Australia, Britain and France have been hit by terrorists previously known to the authorities. Are the security services letting us down, or do we have unrealistic expectations of what they can do?
It quickly emerged after Wednesday’s Charlie Hebdo shootings that the prime suspects, brothers Cherif and Said Kouachi, had a long history of involvement in extremist circles.
The men are thought to have carried out the killings of 12 people in Paris. Both are thought to have died after a hostage siege in the town of Dammartin-en-Goele in northern France.
Cherif was arrested in 2005 while preparing to travel to Iraq to fight for an Islamist cell. He served 18 months of a three-year sentence.
Reuters has quoted US and European sources as saying that Said trained with al-Qaeda in the Arabian Peninsula in Yemen in 2011.
US government sources said both were listed in two American security databases including a “no fly” list.
Both men are also understood to have been on a a British watch and no-fly list, preventing them from entering the UK or passing through a British airport.
France’s intelligence agencies are now likely to face the same questions asked of their UK counterparts after it emerged that the men who murdered Fusilier Lee Riby in Woolwich in 2013, Michael Adebolajo and Michael Adebowale, had featured in seven intelligence investigations.

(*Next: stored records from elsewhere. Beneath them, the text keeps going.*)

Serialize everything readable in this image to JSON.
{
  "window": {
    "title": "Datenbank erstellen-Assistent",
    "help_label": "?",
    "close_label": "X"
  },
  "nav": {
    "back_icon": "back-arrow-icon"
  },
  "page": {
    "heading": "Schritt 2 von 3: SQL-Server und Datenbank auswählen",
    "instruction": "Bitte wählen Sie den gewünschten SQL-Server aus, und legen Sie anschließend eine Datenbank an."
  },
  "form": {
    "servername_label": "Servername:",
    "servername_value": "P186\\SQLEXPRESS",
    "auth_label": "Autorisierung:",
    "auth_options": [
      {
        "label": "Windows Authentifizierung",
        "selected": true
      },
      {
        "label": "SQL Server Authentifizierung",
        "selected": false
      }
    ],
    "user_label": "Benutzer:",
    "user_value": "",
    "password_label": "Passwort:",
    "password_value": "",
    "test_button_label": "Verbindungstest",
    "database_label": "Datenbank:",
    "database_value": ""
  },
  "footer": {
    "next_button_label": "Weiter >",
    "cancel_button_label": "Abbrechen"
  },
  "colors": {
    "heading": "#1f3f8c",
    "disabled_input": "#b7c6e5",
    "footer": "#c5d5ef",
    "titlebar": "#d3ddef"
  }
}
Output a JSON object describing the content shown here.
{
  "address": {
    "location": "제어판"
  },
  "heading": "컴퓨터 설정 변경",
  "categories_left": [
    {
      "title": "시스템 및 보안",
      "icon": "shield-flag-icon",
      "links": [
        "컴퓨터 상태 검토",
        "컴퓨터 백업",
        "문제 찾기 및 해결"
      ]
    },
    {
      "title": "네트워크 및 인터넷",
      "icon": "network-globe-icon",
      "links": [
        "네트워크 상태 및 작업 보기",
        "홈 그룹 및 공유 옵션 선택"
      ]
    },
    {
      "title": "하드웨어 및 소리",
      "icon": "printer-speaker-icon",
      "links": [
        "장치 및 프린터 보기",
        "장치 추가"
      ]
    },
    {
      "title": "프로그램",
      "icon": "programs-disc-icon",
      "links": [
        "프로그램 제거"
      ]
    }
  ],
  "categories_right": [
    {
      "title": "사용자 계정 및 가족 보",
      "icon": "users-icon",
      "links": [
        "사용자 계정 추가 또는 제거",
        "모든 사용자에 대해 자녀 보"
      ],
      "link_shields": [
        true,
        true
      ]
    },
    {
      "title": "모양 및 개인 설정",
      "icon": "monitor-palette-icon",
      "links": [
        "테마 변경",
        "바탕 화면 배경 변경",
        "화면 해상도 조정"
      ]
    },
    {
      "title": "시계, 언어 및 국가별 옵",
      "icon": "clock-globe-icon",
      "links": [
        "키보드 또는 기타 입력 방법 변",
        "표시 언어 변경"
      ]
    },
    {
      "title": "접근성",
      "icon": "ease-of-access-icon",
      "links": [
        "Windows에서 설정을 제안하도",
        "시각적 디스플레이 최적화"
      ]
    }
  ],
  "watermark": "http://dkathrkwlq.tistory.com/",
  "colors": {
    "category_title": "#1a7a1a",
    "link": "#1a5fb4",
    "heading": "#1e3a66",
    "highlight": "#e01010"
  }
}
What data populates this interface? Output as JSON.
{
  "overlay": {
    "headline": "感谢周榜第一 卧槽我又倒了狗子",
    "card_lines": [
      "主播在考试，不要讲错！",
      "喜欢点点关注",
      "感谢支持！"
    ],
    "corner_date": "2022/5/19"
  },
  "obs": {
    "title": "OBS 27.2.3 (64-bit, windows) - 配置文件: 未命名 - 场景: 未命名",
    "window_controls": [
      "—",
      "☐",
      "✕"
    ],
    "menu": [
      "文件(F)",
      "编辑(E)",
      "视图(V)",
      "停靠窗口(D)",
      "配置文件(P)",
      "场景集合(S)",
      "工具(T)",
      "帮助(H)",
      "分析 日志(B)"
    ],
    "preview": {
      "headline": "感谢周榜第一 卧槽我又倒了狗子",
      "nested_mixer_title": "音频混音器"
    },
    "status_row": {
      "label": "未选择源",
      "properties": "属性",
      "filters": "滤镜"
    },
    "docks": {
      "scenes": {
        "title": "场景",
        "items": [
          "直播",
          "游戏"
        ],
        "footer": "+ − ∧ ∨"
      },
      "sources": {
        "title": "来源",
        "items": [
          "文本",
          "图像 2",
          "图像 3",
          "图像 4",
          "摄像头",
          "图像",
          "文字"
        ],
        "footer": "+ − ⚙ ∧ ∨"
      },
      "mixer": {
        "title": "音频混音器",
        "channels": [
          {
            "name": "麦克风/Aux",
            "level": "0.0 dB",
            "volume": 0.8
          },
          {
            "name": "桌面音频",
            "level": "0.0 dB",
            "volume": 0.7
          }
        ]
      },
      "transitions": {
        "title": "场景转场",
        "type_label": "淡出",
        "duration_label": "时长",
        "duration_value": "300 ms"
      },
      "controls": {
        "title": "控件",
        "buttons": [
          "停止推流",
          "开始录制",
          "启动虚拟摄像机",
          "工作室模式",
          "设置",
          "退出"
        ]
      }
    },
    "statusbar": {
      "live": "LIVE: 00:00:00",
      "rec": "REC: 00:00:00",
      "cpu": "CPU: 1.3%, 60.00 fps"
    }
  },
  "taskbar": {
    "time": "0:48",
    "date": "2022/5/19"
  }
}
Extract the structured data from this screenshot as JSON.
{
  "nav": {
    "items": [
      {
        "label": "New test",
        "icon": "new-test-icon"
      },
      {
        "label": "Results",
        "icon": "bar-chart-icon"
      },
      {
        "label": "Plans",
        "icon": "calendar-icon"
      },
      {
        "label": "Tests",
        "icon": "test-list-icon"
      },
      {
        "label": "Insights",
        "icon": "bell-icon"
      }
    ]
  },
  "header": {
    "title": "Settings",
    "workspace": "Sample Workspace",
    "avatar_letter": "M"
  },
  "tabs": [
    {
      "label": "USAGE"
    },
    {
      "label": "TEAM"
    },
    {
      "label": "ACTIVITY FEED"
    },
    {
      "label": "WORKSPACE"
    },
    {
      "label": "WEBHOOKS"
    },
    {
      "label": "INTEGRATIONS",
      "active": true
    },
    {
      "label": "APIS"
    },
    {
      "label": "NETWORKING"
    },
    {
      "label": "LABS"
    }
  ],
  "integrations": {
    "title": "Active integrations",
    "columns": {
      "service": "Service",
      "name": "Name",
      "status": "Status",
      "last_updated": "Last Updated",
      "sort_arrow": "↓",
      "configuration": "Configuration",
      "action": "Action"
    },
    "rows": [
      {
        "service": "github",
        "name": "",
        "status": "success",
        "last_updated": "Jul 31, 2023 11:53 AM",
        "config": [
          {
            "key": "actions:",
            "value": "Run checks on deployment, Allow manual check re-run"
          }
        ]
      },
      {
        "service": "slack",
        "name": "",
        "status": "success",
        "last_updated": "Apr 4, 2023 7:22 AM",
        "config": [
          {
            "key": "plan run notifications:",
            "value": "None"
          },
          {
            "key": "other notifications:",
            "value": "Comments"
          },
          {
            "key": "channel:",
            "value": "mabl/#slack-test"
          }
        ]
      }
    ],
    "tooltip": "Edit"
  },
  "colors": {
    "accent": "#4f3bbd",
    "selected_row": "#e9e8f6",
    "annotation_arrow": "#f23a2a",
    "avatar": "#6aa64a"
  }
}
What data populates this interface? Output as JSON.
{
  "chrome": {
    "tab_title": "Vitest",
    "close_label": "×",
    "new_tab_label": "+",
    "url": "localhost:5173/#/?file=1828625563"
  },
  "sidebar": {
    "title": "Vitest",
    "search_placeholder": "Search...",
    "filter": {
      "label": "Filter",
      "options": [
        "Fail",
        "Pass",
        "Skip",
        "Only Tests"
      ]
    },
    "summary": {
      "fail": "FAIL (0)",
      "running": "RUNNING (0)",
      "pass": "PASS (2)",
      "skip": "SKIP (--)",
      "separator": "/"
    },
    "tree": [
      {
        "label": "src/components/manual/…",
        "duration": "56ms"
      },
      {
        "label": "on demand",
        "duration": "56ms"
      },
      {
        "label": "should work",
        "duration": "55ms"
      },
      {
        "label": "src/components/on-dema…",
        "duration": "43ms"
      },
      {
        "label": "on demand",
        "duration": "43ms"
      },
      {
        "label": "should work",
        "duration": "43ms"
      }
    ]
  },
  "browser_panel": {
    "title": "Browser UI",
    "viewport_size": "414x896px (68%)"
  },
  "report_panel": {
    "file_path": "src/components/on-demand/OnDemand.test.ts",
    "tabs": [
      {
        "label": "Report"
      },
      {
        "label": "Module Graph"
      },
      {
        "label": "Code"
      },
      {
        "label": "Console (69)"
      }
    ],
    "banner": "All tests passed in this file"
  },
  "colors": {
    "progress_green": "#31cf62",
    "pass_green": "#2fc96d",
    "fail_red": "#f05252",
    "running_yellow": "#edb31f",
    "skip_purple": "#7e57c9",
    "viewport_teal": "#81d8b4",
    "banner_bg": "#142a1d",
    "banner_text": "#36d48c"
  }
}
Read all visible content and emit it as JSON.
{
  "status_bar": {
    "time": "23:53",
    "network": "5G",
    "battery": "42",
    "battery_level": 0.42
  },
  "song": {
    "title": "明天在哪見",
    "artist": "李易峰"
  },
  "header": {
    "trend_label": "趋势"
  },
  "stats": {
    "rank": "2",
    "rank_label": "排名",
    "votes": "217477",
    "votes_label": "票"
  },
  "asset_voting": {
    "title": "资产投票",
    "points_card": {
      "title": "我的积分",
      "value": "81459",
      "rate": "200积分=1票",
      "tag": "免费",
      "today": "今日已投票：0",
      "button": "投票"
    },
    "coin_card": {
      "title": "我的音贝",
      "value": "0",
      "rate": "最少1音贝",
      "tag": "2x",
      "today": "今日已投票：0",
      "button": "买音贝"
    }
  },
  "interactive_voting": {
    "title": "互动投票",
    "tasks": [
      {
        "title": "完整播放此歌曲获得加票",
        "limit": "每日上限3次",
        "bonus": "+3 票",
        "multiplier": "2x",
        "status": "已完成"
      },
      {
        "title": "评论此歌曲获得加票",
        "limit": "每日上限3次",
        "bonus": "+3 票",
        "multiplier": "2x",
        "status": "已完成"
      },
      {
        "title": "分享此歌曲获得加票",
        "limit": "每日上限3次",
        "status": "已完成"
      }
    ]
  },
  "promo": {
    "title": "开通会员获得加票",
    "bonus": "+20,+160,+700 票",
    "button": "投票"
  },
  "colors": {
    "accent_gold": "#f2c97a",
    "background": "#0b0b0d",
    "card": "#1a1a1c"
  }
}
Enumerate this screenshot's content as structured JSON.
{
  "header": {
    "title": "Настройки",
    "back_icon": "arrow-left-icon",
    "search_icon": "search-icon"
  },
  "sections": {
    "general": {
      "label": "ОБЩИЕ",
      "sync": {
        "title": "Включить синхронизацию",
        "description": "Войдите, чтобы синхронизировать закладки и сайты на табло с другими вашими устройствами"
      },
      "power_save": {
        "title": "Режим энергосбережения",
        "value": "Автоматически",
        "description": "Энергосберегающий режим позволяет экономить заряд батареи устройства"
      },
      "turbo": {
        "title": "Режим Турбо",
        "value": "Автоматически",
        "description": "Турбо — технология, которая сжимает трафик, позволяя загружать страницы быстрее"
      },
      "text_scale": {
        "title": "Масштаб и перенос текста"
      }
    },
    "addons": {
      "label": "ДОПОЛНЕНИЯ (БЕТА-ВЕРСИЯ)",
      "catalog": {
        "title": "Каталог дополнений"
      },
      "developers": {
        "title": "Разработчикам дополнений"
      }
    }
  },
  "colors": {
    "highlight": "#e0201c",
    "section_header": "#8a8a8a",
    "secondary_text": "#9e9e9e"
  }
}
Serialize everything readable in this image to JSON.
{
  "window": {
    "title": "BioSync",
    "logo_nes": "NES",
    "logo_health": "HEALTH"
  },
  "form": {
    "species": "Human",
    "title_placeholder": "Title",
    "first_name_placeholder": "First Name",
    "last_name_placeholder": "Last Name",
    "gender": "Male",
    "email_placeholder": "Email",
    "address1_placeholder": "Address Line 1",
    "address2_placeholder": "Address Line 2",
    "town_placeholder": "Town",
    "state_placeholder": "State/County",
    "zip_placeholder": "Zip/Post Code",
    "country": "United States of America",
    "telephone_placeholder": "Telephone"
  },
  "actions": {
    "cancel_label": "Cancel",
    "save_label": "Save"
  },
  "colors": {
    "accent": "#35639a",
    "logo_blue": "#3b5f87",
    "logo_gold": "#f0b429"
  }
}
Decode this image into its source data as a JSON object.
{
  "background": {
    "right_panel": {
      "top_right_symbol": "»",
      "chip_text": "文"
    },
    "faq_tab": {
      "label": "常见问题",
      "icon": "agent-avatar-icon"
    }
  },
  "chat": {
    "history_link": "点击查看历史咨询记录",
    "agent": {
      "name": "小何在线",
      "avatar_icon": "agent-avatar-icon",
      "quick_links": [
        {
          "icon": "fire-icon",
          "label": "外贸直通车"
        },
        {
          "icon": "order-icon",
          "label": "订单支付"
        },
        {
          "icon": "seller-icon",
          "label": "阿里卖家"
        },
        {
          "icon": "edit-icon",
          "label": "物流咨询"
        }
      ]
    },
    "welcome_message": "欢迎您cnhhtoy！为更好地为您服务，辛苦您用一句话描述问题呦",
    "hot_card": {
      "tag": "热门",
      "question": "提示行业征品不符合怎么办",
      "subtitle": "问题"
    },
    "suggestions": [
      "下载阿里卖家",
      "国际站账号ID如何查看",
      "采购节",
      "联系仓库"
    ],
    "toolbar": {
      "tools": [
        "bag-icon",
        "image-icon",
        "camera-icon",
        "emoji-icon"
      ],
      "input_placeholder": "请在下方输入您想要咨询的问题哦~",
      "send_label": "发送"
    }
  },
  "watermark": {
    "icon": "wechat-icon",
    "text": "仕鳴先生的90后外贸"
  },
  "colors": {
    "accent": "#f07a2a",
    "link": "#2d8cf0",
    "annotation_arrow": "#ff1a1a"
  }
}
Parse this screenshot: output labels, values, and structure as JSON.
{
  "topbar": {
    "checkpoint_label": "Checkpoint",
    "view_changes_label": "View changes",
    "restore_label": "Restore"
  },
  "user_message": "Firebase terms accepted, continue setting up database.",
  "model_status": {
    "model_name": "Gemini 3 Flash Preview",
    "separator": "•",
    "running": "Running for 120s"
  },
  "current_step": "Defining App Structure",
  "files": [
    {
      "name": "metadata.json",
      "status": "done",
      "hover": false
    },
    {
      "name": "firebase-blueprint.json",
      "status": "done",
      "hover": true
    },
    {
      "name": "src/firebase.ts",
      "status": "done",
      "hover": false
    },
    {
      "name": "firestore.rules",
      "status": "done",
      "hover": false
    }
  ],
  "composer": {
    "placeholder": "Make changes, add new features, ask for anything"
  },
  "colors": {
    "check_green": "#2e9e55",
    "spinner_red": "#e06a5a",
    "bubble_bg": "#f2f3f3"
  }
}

In Australia the government has ordered an inquiry into Man Haron Monis, who died following a hostage siege in a Sydney cafe last month, after it emerged he had dropped off security watch lists.
Andrew Parker, the director general of MI5, said in a speech yesterday that the UK authorities have stopped three deadly terror plots in recent months, with terror-related arrests up 35 per cent compared with four years ago.
He said: “Although we and our partners try our utmost we know that we cannot hope to stop everything.”
Drawing on the security services’ experience combatting republican terrorists in Northern Ireland, he added: “It’s unrealistic to expect every attack plan to be stopped, even where the perpetrators may in some cases have been on our radar for many years.”
The current level of threat to the UK, he said, is “complex to combat and unlikely to abate significantly for some time”.
Mr Parker said Britain still faces a threat from groups trying to carry out complex al-Qaeda style “spectaculars” that cause mass casualties.
But recent attacks in Australia and Canada are part of a growing number of “crude but potentially deadly plots” too, often the work of volatile “lone wolf” individuals who may work alone and act spontaneously rather than as part of sophisticated networks.
He added: “Such attacks are inherently harder for intelligence agencies to detect.”
Dr David Lowe, an academic at Liverpool John Moores University and former Special Branch counter-terrorism, officer, said terror groups’ tactics have evolved in recent years, with the current trend of two- or three-man teams carrying out attacks echoed the “small cell” tactics adopted by the Provisional IRA in the mid-1970s.
The republicans organised themselves into small independent units which proved difficult for the British security services to infiltrate compared to bigger, more complex groups.
He said: “How the provisionals’ England department operated is a textbook for terrorist operations. It is so difficult to penetrate.”
But he added that following the attacks on New York, Madrid and London in the 2000s, “there is far closer co-operation between the agencies in one state and far greater co-operation between states”.
Nevertheless, counter-terror teams always feel thinly stretched, he said.
“The volume of intelligence that comes in is massive and it has got to be analysed, and analysed effectively. Then you have got the risk assessment.”
Officers are constantly under pressure to justify why they have targets under surveillance if there does not appear to be an immediate risk.
“Of course there is cost. There is only a finite budget at the end of the day.”
He added: “It’s so easy for one to slip through the net. I couldn’t give any reassurance at all that this could never happen in Britain. I think it could.”
Intelligence experts say the authorities in several countries are facing a similar dilemma – how do you keep tabs on large numbers of individuals who may be on the fringes of extremist groups for many years but never break the law?
Raffaello Pantucci, director of international security studies at the Royal United Services Institute, calls them “persistent radical individuals”, people like Lee Rigby’s killers who “sort of bump along in security services’ radars and are of concern for long periods of time, but never seem to cross that threshold of moving into action”.